Indonesia Dinilai Belum Baik dalam Mengelola Data Bencana Iklim
Redaktur: Muhsin Efri Yanto
“Ketika karakter sudah diketahui, maka bisa digunakan sebagai dasar penyusunan langkah kebijakan dalam mengelola kebencanaan. Wilayah Benua Maritim Indonesia memang sangat luas, namun BMKG, sebagai penyedia data informasi cuaca dan iklim, sudah bisa membagi menjadi beberapa region yang dipengaruhi oleh Monsun atau Musim dan yang tidak,” kata Widodo saat dihubungi terpisah.
Ia menyataka,n interaksi iklim-laut memang ada yang periodik, seperti monsun atau musim, sehingga bisa lebih mudah diprediksi.
“Seperti, Monsun Angin Barat air permukaan laut lebih hangat atau panas sehingga ketika evaporasi menjadikan udara lebih basah kemudian menyebabkan musim penghujan pada Desember-Februari. Sebaliknya Monsun Angin Timur air permukaan laut lebih dingin, udara cenderung dingin dan kering menyebabkan musim kemarau atau kering pada Juni-Agustus,” urainya.
Namun, musim penghujan dan musim kemarau yang periodik tersebut bisa berlangsung lebih panjang waktunya atau lebih pendek ketika mengalami gangguan oleh adanya pengaruh telekoneksi El Nino Southern Oscillation (ENSO) dari Samudera Pasifik, dan telekoneksi Indian Ocean Dipole (IOD).
Dengan perkembangan teknologi pemantauan cuaca, iklim-laut dengan satelit, dan pemantauan laut secara langsung dengan teknologi oceanographic mooring buoy , maka bisa didapatkan data yang lengkap, luas, tepat dan akurat.
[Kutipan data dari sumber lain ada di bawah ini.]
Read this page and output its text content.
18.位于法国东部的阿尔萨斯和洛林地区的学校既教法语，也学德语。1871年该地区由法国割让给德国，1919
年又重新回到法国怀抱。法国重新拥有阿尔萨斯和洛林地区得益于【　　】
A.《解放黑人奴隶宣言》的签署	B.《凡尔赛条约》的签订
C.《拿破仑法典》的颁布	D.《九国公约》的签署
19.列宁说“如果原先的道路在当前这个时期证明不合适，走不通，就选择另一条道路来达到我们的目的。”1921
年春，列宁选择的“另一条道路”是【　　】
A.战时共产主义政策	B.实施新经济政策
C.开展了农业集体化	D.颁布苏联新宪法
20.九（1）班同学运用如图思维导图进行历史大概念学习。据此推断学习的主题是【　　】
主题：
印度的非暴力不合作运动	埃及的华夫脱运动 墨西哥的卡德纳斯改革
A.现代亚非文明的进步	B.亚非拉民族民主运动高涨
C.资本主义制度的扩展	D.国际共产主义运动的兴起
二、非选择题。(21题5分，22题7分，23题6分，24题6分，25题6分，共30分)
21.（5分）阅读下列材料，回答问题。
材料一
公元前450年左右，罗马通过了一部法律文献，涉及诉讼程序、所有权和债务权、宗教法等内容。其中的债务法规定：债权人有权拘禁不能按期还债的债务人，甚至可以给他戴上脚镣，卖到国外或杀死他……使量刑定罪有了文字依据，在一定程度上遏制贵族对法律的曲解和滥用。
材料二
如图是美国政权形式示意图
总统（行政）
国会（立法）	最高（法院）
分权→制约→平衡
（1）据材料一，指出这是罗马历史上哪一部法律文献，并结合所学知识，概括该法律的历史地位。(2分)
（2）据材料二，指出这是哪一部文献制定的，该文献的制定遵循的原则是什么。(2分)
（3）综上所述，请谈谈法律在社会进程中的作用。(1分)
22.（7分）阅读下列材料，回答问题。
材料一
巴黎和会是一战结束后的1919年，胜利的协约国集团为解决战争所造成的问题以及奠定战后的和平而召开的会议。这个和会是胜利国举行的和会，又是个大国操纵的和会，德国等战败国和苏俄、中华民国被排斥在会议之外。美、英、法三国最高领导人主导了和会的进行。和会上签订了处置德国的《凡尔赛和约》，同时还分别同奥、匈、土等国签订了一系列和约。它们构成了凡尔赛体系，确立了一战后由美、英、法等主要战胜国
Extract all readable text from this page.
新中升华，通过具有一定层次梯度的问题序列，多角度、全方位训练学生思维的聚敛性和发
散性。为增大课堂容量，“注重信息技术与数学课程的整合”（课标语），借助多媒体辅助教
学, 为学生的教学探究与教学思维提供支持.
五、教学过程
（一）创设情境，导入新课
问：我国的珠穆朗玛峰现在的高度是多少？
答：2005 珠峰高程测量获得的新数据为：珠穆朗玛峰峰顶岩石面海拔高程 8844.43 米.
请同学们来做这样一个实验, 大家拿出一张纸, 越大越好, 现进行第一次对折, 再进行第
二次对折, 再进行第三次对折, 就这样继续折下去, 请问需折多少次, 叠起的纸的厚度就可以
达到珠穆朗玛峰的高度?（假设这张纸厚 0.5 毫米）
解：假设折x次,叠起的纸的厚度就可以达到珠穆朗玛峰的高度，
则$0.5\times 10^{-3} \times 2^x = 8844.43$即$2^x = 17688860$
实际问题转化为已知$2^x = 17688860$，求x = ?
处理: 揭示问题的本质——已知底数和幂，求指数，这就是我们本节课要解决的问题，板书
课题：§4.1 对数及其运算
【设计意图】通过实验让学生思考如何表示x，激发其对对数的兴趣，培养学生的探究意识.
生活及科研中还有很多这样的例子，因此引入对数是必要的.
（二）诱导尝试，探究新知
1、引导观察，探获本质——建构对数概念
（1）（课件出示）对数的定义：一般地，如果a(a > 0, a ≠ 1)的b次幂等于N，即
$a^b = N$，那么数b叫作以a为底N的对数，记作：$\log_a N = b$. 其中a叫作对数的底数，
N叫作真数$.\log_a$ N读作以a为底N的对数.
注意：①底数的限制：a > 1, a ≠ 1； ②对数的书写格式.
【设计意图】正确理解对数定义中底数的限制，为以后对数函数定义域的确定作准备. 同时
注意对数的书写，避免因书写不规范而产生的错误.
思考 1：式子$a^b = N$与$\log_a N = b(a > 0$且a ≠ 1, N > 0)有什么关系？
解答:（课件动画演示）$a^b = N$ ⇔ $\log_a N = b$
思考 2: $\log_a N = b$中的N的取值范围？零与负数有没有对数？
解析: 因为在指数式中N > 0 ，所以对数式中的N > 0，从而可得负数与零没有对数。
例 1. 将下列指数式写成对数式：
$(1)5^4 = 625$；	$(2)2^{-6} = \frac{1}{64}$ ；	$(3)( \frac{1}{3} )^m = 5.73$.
Data-data tersebut kemudian bisa dimasukkan kedalam berbagai pemodelan numerik untuk simulasi prediksi dinamika iklim-laut tiga hari kedepan, tujuh hari kedepan atau bahkan puluhan tahun kedepan, tergantung dari spesifikasi perangkat keras dan perangkat lunak (super) Komputer yang dipunyai oleh Indonesia saat ini.